Step 2: Create .env file with enviroment variables
DB_USER=""
DB_PASSWORD=""
DB_HOST= ""
DB_NAME= ""
PROJECT_ID_GCP= ""
DATASET_BQ= ""
OPENAI_API_KEY=""
Store this file in the root directory of the app
Step 2.1: Create credentials folder and save GCP keys
Step 2.1.1: Open Google Cloud Console
- Navigate to Google Cloud Console .
Step 2.1.2: Select Project
- Choose the project for which you want to create the service account.
Step 2.1.3: Go to IAM & Admin
- In the left sidebar, click on "IAM & Admin" and then select "Service accounts."

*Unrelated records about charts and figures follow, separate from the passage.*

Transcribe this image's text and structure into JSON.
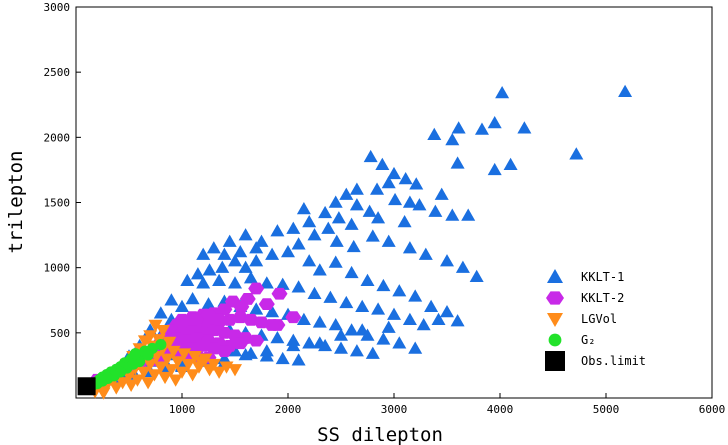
{
  "chart_data": {
    "type": "scatter",
    "xlabel": "SS dilepton",
    "ylabel": "trilepton",
    "xlim": [
      0,
      6000
    ],
    "ylim": [
      0,
      3000
    ],
    "x_ticks": [
      1000,
      2000,
      3000,
      4000,
      5000,
      6000
    ],
    "y_ticks": [
      500,
      1000,
      1500,
      2000,
      2500,
      3000
    ],
    "grid": false,
    "legend_position": "bottom-right",
    "series": [
      {
        "name": "KKLT-1",
        "marker": "triangle-up",
        "color": "#1a6fe0",
        "points": [
          [
            4020,
            2340
          ],
          [
            5180,
            2350
          ],
          [
            4720,
            1870
          ],
          [
            4230,
            2070
          ],
          [
            3950,
            2110
          ],
          [
            3830,
            2060
          ],
          [
            3610,
            2070
          ],
          [
            3380,
            2020
          ],
          [
            3550,
            1980
          ],
          [
            4100,
            1790
          ],
          [
            3950,
            1750
          ],
          [
            2780,
            1850
          ],
          [
            2890,
            1790
          ],
          [
            3000,
            1720
          ],
          [
            3110,
            1680
          ],
          [
            3210,
            1640
          ],
          [
            2840,
            1600
          ],
          [
            3010,
            1520
          ],
          [
            3240,
            1480
          ],
          [
            3390,
            1430
          ],
          [
            3550,
            1400
          ],
          [
            3700,
            1400
          ],
          [
            2550,
            1560
          ],
          [
            2650,
            1480
          ],
          [
            2770,
            1430
          ],
          [
            2480,
            1380
          ],
          [
            2600,
            1330
          ],
          [
            2850,
            1380
          ],
          [
            3100,
            1350
          ],
          [
            2380,
            1300
          ],
          [
            2250,
            1250
          ],
          [
            2460,
            1200
          ],
          [
            2620,
            1160
          ],
          [
            2800,
            1240
          ],
          [
            2950,
            1200
          ],
          [
            3150,
            1150
          ],
          [
            3300,
            1100
          ],
          [
            3500,
            1050
          ],
          [
            3650,
            1000
          ],
          [
            3780,
            930
          ],
          [
            2100,
            1180
          ],
          [
            2000,
            1120
          ],
          [
            1850,
            1100
          ],
          [
            1700,
            1050
          ],
          [
            1600,
            1000
          ],
          [
            1500,
            1050
          ],
          [
            1380,
            1000
          ],
          [
            1260,
            980
          ],
          [
            2200,
            1050
          ],
          [
            2300,
            980
          ],
          [
            2450,
            1040
          ],
          [
            2600,
            960
          ],
          [
            2750,
            900
          ],
          [
            2900,
            860
          ],
          [
            3050,
            820
          ],
          [
            3200,
            780
          ],
          [
            3350,
            700
          ],
          [
            3500,
            660
          ],
          [
            3600,
            590
          ],
          [
            3420,
            600
          ],
          [
            3280,
            560
          ],
          [
            1150,
            950
          ],
          [
            1050,
            900
          ],
          [
            1200,
            880
          ],
          [
            1350,
            900
          ],
          [
            1500,
            880
          ],
          [
            1650,
            920
          ],
          [
            1800,
            880
          ],
          [
            1950,
            870
          ],
          [
            2100,
            850
          ],
          [
            2250,
            800
          ],
          [
            2400,
            770
          ],
          [
            2550,
            730
          ],
          [
            2700,
            700
          ],
          [
            2850,
            680
          ],
          [
            3000,
            640
          ],
          [
            3150,
            600
          ],
          [
            2950,
            540
          ],
          [
            2700,
            520
          ],
          [
            2500,
            480
          ],
          [
            2300,
            420
          ],
          [
            2050,
            400
          ],
          [
            1800,
            360
          ],
          [
            1600,
            330
          ],
          [
            1400,
            300
          ],
          [
            1200,
            280
          ],
          [
            1000,
            250
          ],
          [
            850,
            230
          ],
          [
            700,
            200
          ],
          [
            550,
            180
          ],
          [
            450,
            160
          ],
          [
            350,
            140
          ],
          [
            250,
            120
          ],
          [
            150,
            100
          ],
          [
            900,
            750
          ],
          [
            1000,
            700
          ],
          [
            1100,
            760
          ],
          [
            1250,
            720
          ],
          [
            1400,
            740
          ],
          [
            1550,
            700
          ],
          [
            1700,
            680
          ],
          [
            1850,
            660
          ],
          [
            2000,
            640
          ],
          [
            2150,
            600
          ],
          [
            2300,
            580
          ],
          [
            2450,
            560
          ],
          [
            2600,
            520
          ],
          [
            2750,
            480
          ],
          [
            2900,
            450
          ],
          [
            3050,
            420
          ],
          [
            3200,
            380
          ],
          [
            800,
            650
          ],
          [
            900,
            600
          ],
          [
            1000,
            560
          ],
          [
            1150,
            580
          ],
          [
            1300,
            540
          ],
          [
            1450,
            520
          ],
          [
            1600,
            500
          ],
          [
            1750,
            480
          ],
          [
            1900,
            460
          ],
          [
            2050,
            440
          ],
          [
            2200,
            420
          ],
          [
            2350,
            400
          ],
          [
            2500,
            380
          ],
          [
            2650,
            360
          ],
          [
            2800,
            340
          ],
          [
            700,
            520
          ],
          [
            800,
            480
          ],
          [
            900,
            450
          ],
          [
            1050,
            430
          ],
          [
            1200,
            410
          ],
          [
            1350,
            380
          ],
          [
            1500,
            360
          ],
          [
            1650,
            340
          ],
          [
            1800,
            320
          ],
          [
            1950,
            300
          ],
          [
            2100,
            290
          ],
          [
            600,
            400
          ],
          [
            700,
            380
          ],
          [
            800,
            350
          ],
          [
            950,
            330
          ],
          [
            1100,
            310
          ],
          [
            1250,
            290
          ],
          [
            1400,
            270
          ],
          [
            500,
            320
          ],
          [
            600,
            300
          ],
          [
            720,
            280
          ],
          [
            850,
            260
          ],
          [
            1000,
            240
          ],
          [
            1200,
            1100
          ],
          [
            1300,
            1150
          ],
          [
            1400,
            1100
          ],
          [
            1550,
            1120
          ],
          [
            1700,
            1150
          ],
          [
            1450,
            1200
          ],
          [
            1600,
            1250
          ],
          [
            1750,
            1200
          ],
          [
            1900,
            1280
          ],
          [
            2050,
            1300
          ],
          [
            2200,
            1350
          ],
          [
            2350,
            1420
          ],
          [
            2150,
            1450
          ],
          [
            2450,
            1500
          ],
          [
            2650,
            1600
          ],
          [
            2950,
            1650
          ],
          [
            3150,
            1500
          ],
          [
            3450,
            1560
          ],
          [
            3600,
            1800
          ]
        ]
      },
      {
        "name": "KKLT-2",
        "marker": "hexagon",
        "color": "#c829e8",
        "points": [
          [
            1700,
            840
          ],
          [
            1920,
            800
          ],
          [
            1620,
            760
          ],
          [
            1480,
            740
          ],
          [
            1800,
            720
          ],
          [
            1560,
            700
          ],
          [
            1400,
            680
          ],
          [
            1300,
            650
          ],
          [
            1200,
            640
          ],
          [
            1100,
            620
          ],
          [
            1000,
            600
          ],
          [
            950,
            560
          ],
          [
            1050,
            560
          ],
          [
            1150,
            580
          ],
          [
            1250,
            560
          ],
          [
            1350,
            580
          ],
          [
            1450,
            600
          ],
          [
            1550,
            620
          ],
          [
            1650,
            600
          ],
          [
            1750,
            580
          ],
          [
            1850,
            560
          ],
          [
            900,
            520
          ],
          [
            1000,
            500
          ],
          [
            1100,
            520
          ],
          [
            1200,
            500
          ],
          [
            1300,
            520
          ],
          [
            1400,
            500
          ],
          [
            1500,
            480
          ],
          [
            1600,
            460
          ],
          [
            1700,
            440
          ],
          [
            850,
            480
          ],
          [
            950,
            460
          ],
          [
            1050,
            440
          ],
          [
            1150,
            460
          ],
          [
            1250,
            440
          ],
          [
            1350,
            420
          ],
          [
            1450,
            400
          ],
          [
            1550,
            420
          ],
          [
            800,
            430
          ],
          [
            900,
            410
          ],
          [
            1000,
            400
          ],
          [
            1100,
            380
          ],
          [
            1200,
            400
          ],
          [
            1300,
            380
          ],
          [
            1400,
            360
          ],
          [
            750,
            390
          ],
          [
            850,
            370
          ],
          [
            950,
            350
          ],
          [
            1050,
            340
          ],
          [
            1150,
            320
          ],
          [
            1250,
            310
          ],
          [
            700,
            340
          ],
          [
            800,
            320
          ],
          [
            650,
            300
          ],
          [
            750,
            290
          ],
          [
            600,
            260
          ],
          [
            500,
            230
          ],
          [
            400,
            200
          ],
          [
            300,
            170
          ],
          [
            200,
            140
          ],
          [
            150,
            110
          ],
          [
            1100,
            600
          ],
          [
            1250,
            640
          ],
          [
            1350,
            600
          ],
          [
            1900,
            560
          ],
          [
            2050,
            620
          ]
        ]
      },
      {
        "name": "LGVol",
        "marker": "triangle-down",
        "color": "#ff8c1a",
        "points": [
          [
            750,
            560
          ],
          [
            820,
            520
          ],
          [
            700,
            480
          ],
          [
            780,
            450
          ],
          [
            880,
            430
          ],
          [
            650,
            440
          ],
          [
            720,
            400
          ],
          [
            820,
            380
          ],
          [
            920,
            360
          ],
          [
            1020,
            340
          ],
          [
            1120,
            320
          ],
          [
            1220,
            300
          ],
          [
            600,
            380
          ],
          [
            680,
            350
          ],
          [
            760,
            320
          ],
          [
            860,
            300
          ],
          [
            960,
            280
          ],
          [
            1060,
            260
          ],
          [
            1160,
            240
          ],
          [
            540,
            320
          ],
          [
            620,
            290
          ],
          [
            700,
            260
          ],
          [
            800,
            240
          ],
          [
            900,
            220
          ],
          [
            1000,
            200
          ],
          [
            1100,
            180
          ],
          [
            480,
            260
          ],
          [
            560,
            230
          ],
          [
            640,
            200
          ],
          [
            740,
            180
          ],
          [
            840,
            160
          ],
          [
            940,
            140
          ],
          [
            420,
            200
          ],
          [
            500,
            170
          ],
          [
            580,
            140
          ],
          [
            680,
            120
          ],
          [
            360,
            150
          ],
          [
            440,
            120
          ],
          [
            520,
            100
          ],
          [
            300,
            110
          ],
          [
            380,
            80
          ],
          [
            240,
            70
          ],
          [
            180,
            50
          ],
          [
            260,
            40
          ],
          [
            1180,
            280
          ],
          [
            1260,
            220
          ],
          [
            1300,
            260
          ],
          [
            1350,
            200
          ],
          [
            1420,
            240
          ],
          [
            1500,
            220
          ]
        ]
      },
      {
        "name": "G₂",
        "marker": "circle",
        "color": "#22e22a",
        "points": [
          [
            800,
            410
          ],
          [
            720,
            380
          ],
          [
            650,
            360
          ],
          [
            600,
            320
          ],
          [
            520,
            300
          ],
          [
            460,
            270
          ],
          [
            420,
            240
          ],
          [
            380,
            220
          ],
          [
            330,
            200
          ],
          [
            290,
            180
          ],
          [
            250,
            160
          ],
          [
            220,
            140
          ],
          [
            190,
            120
          ],
          [
            160,
            100
          ],
          [
            140,
            90
          ],
          [
            600,
            280
          ],
          [
            540,
            260
          ],
          [
            480,
            230
          ],
          [
            420,
            200
          ],
          [
            360,
            170
          ],
          [
            300,
            150
          ],
          [
            250,
            130
          ],
          [
            200,
            110
          ],
          [
            680,
            330
          ],
          [
            560,
            340
          ]
        ]
      },
      {
        "name": "Obs.limit",
        "marker": "square",
        "color": "#000000",
        "points": [
          [
            100,
            90
          ]
        ]
      }
    ]
  }
}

Step 2.1.4: Create Service Account
- Click on "Create Service Account."
- Fill in the required details like name, description, and click "Create."
Step 2.1.5: Assign Roles
- Assign necessary roles to the service account and click "Continue."
Step 2.1.6: Add Users (Optional)
- Add users who can access this service account, if needed.
- Click "Done."
Step 2.1.7: Generate Key
- In the Service accounts list, find the newly created service account.

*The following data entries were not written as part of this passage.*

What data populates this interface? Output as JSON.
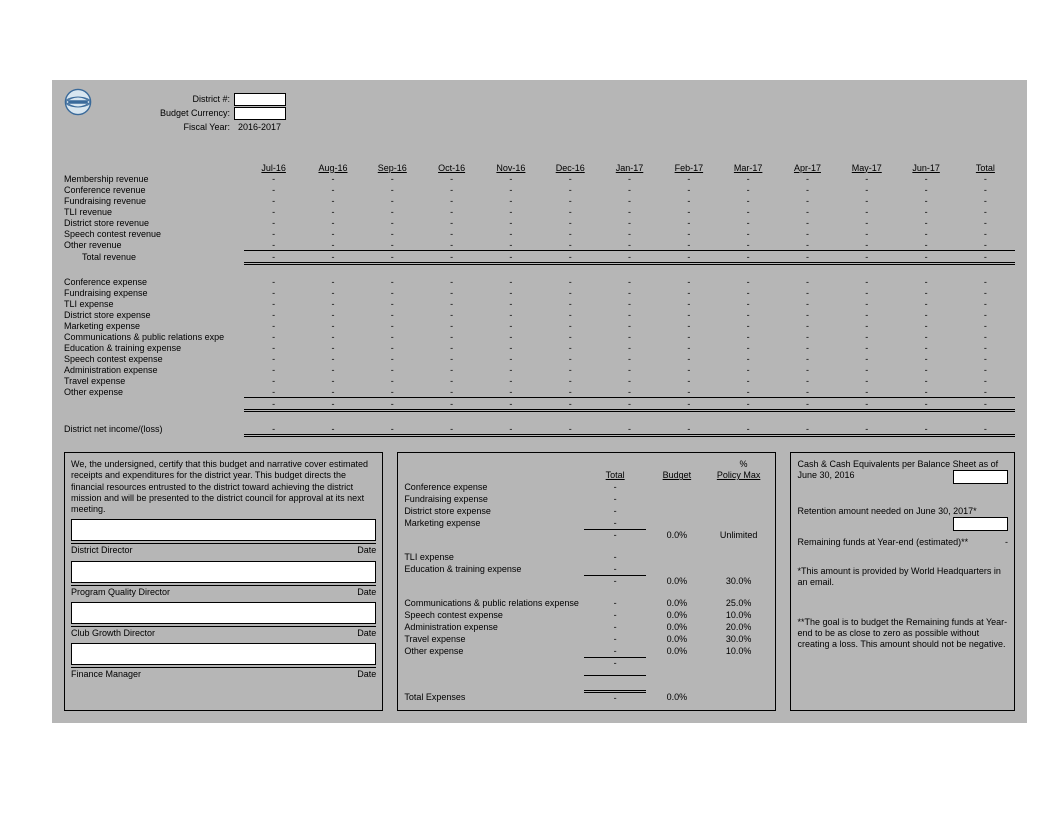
{
  "header": {
    "district_label": "District #:",
    "currency_label": "Budget Currency:",
    "fiscal_label": "Fiscal Year:",
    "fiscal_value": "2016-2017"
  },
  "months": [
    "Jul-16",
    "Aug-16",
    "Sep-16",
    "Oct-16",
    "Nov-16",
    "Dec-16",
    "Jan-17",
    "Feb-17",
    "Mar-17",
    "Apr-17",
    "May-17",
    "Jun-17",
    "Total"
  ],
  "revenue_rows": [
    "Membership revenue",
    "Conference revenue",
    "Fundraising revenue",
    "TLI revenue",
    "District store revenue",
    "Speech contest revenue",
    "Other revenue"
  ],
  "total_revenue_label": "Total revenue",
  "expense_rows": [
    "Conference expense",
    "Fundraising expense",
    "TLI expense",
    "District store expense",
    "Marketing expense",
    "Communications & public relations expe",
    "Education & training expense",
    "Speech contest expense",
    "Administration expense",
    "Travel expense",
    "Other expense"
  ],
  "net_label": "District net income/(loss)",
  "dash": "-",
  "cert_text": "We, the undersigned, certify that this budget and narrative cover estimated receipts and expenditures for the district year. This budget directs the financial resources entrusted to the district toward achieving the district mission and will be presented to the district council for approval at its next meeting.",
  "sig_roles": [
    "District Director",
    "Program Quality Director",
    "Club Growth Director",
    "Finance Manager"
  ],
  "date_label": "Date",
  "pct_symbol": "%",
  "bud_headers": [
    "Total",
    "Budget",
    "Policy Max"
  ],
  "bud_group1": [
    {
      "l": "Conference expense",
      "t": "-",
      "b": "",
      "p": ""
    },
    {
      "l": "Fundraising expense",
      "t": "-",
      "b": "",
      "p": ""
    },
    {
      "l": "District store expense",
      "t": "-",
      "b": "",
      "p": ""
    },
    {
      "l": "Marketing expense",
      "t": "-",
      "b": "",
      "p": ""
    }
  ],
  "bud_group1_sum": {
    "t": "-",
    "b": "0.0%",
    "p": "Unlimited"
  },
  "bud_group2": [
    {
      "l": "TLI expense",
      "t": "-",
      "b": "",
      "p": ""
    },
    {
      "l": "Education & training expense",
      "t": "-",
      "b": "",
      "p": ""
    }
  ],
  "bud_group2_sum": {
    "t": "-",
    "b": "0.0%",
    "p": "30.0%"
  },
  "bud_group3": [
    {
      "l": "Communications & public relations expense",
      "t": "-",
      "b": "0.0%",
      "p": "25.0%"
    },
    {
      "l": "Speech contest expense",
      "t": "-",
      "b": "0.0%",
      "p": "10.0%"
    },
    {
      "l": "Administration expense",
      "t": "-",
      "b": "0.0%",
      "p": "20.0%"
    },
    {
      "l": "Travel expense",
      "t": "-",
      "b": "0.0%",
      "p": "30.0%"
    },
    {
      "l": "Other expense",
      "t": "-",
      "b": "0.0%",
      "p": "10.0%"
    }
  ],
  "bud_total": {
    "l": "Total Expenses",
    "t": "-",
    "b": "0.0%"
  },
  "cash": {
    "l1": "Cash & Cash Equivalents per Balance Sheet as of June 30, 2016",
    "l2": "Retention amount needed on June 30, 2017*",
    "l3": "Remaining funds at Year-end (estimated)**",
    "l3v": "-",
    "note1": "*This amount is provided by World Headquarters in an email.",
    "note2": "**The goal is to budget the Remaining funds at Year-end to be as close to zero as possible without creating a loss.  This amount should not be negative."
  },
  "colors": {
    "sheet_bg": "#b6b6b6",
    "field_bg": "#ffffff",
    "border": "#000000",
    "text": "#000000"
  }
}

- Click on the three-dot menu (actions) and select "Manage keys."
- Click on "Add Key" and choose "JSON."
Step 2.1.8: Download Key
Download the JSON key and store it in the credentials/ folder
Step 3: Create running env and install requirements
Step 3.1: Install Miniconda/Conda
- Download Miniconda installer
wget https://repo.anaconda.com/archive/Anaconda3-2021.05-Linux-x86_64.sh
Install it in your home user
Step 3.2: Create Environment
- Create a new environment with Python 3.11:
conda create --name ds_llm_analytics python=3.11
Step 3.3: Create Environment
pip install -r requirements.txt
By default, the installed dependencies will only run with BigQuery databases. If you wish to interact with MySQL DB, create a conda env using this yml file: ds_llm_sql_92023.yml
conda env create --file docs/ds_llm_sql_92023.yml
Step 4: Run the Streamlit Application
streamlit run app.py
This will launch the Streamlit app in your default web browser. Follow the on-screen instructions to interact with BigQuery or MySQL databases.---
Feel free to fork this repository to better suit the actual content and functionality of your use case.